Os espertos


Se o único dilema que se me coloca, face ao estado a que chegou a política e a economia em Portugal é optar entre espertos ou inteligentes, constato que, para minha desilusão, temos sido geridos por espertos e os poucos inteligentes que ainda o são, são também, infelizmente, espertos.
A inteligência é uma característica do ser humano (pelo menos) que é tida como nobre, admirável, que pode e deve ser cultivada. Na inteligência tem entrado, ultimamente, não apenas aquilo que respeita ao desenvolvimento cognitivo mas também a chamada inteligência emocional, que aparece associada a uma certa “sentimentalização” do racional juntamente com preocupações de ordem social.
Não é caridade nem sentimentalismo latino. É “simplesmente” lançar um olhar humano para o mundo que nos rodeia e responder com a frieza possível no momento quente que vivemos: Como posso ajudar? Como me posso sentir melhor ajudando?
Parece egoísmo e provavelmente até é, mas se não nos sentimos bem com o que fazemos, então deixamos de o fazer. Se não nos sentimos bem a fazer algo de bom, por nós ou pelos outros, deixamos de o fazer.

A esperteza isolada de outras qualidades essenciais para ela se desenvolva saudavelmente, é perigosa. E temos tido tantos políticos que são apenas espertos. E por serem assim, convencem-nos do valor do voto na sua pessoa. E por serem assim, conseguem resistir de formas mais ou menos habilidosas com argumentos que ora são demagógicos ora são retórica. E por serem assim, conseguem galvanizar uma trupe de mentecaptos a defendê-los mais do que à própria família. E por serem assim, quando abandonam os cargos, quer saiam pela porta grande quer o façam pela porta pequena, vão sempre (os espertos), para um lugar melhor. E todos eles, curioso, deixaram o país pior do que quando foram eleitos.
São espertos.
Nós nem por isso: aplaudimo-los enquanto lá estão e revoltamo-nos, apenas entre as paredes das nossas casas ou à mesa do café, quando vemos que até foram ganhar milhões para determinada empresa ou que o processo por corrupção que corria contra ele ou prescreveu ou foi arquivado.

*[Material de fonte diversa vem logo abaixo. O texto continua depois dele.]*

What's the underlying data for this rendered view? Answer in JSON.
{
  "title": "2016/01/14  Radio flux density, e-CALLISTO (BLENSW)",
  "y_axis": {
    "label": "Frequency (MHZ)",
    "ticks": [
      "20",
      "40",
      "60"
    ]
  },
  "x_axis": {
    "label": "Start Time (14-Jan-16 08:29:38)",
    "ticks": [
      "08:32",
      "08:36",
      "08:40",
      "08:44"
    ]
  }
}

Depois há os que são inteligentes e espertos: muitos gestores pertencem a esta cáfila. São inteligentes por possuírem uma ponderação e uma visão muito mais global da realidade muito superior à média. Percebem e reconhecem muitas das carências e injustiças sociais, mas não as praticam, ou melhor, só o fazem quando tal não belisca o seu lugar, o seu estatuto. E é aqui que a esperteza toma conta da sua personalidade.
Quantos não veneram os accionistas das grandes corporações que representam? Diluem-se mesmo na personalidade dos senhores do capital, muitos deles possuidores de uma fome ancestral mal disfarçada pelo dinheiro. Estes são espertos, mas precisam da inteligência dos outros para multiplicar o seu capital. Mas saber rodear-se de pessoas inteligentes é também um sinal de esperteza. Quanto aos outros, necessitam da esperteza para não perderem a confiança do seu senhor, para continuarem a jogar o jogo que a sociedade empresarial joga. E por vezes até ganham prémios de ética empresarial, o que quer que isso seja.

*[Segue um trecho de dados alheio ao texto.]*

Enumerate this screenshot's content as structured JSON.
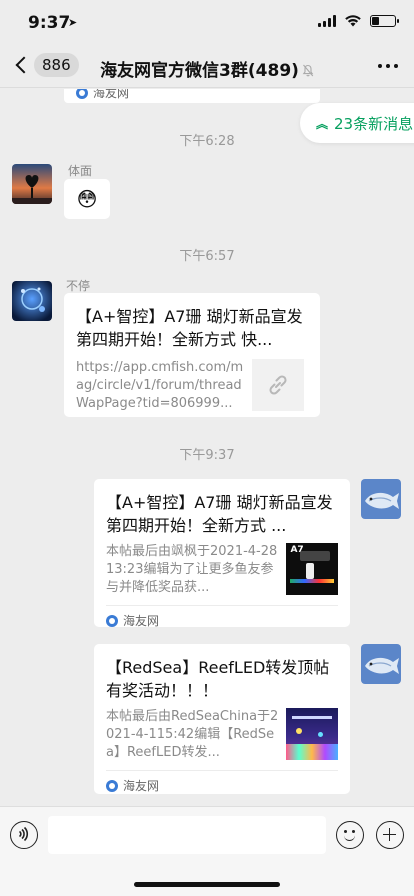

Uns e outros são os responsáveis pelo estado a que o país chegou.
Porque dificilmente cabe a honestidade por inteiro onde a esperteza já reservou lugar. Já com a inteligência, a coabitação é mais natural, mas um ser inteligente dificilmente resiste à tentação da esperteza.
Fossem o país e as empresas geridos com mais inteligência e o sentido de justiça seria muito mais natural, a preocupação com as desigualdades seria um facto por si mesmo e não uma ilusão mascarada… mas também a preocupação e valorização do trabalho, a condenação daqueles que, sem necessitar, viveram à conta do Estado, sugando-o até ao ponto a que se reduziu hoje seria tão natural quanto é lógico, a uma pessoa (minimamente) inteligente, condenar estes falsos pobres, mas muito espertos, que também contribuíram, e de que maneira, para o país que temos hoje.

Talvez alguém que seja simplesmente inteligente não se meta neste mundo de espertos. Talvez resida aí a razão de ser da sua inteligência desprovida de esperteza. Se assim for, por mais medidas que venham a ser implementadas, de austeridade ou não, não há margem para grandes esperanças.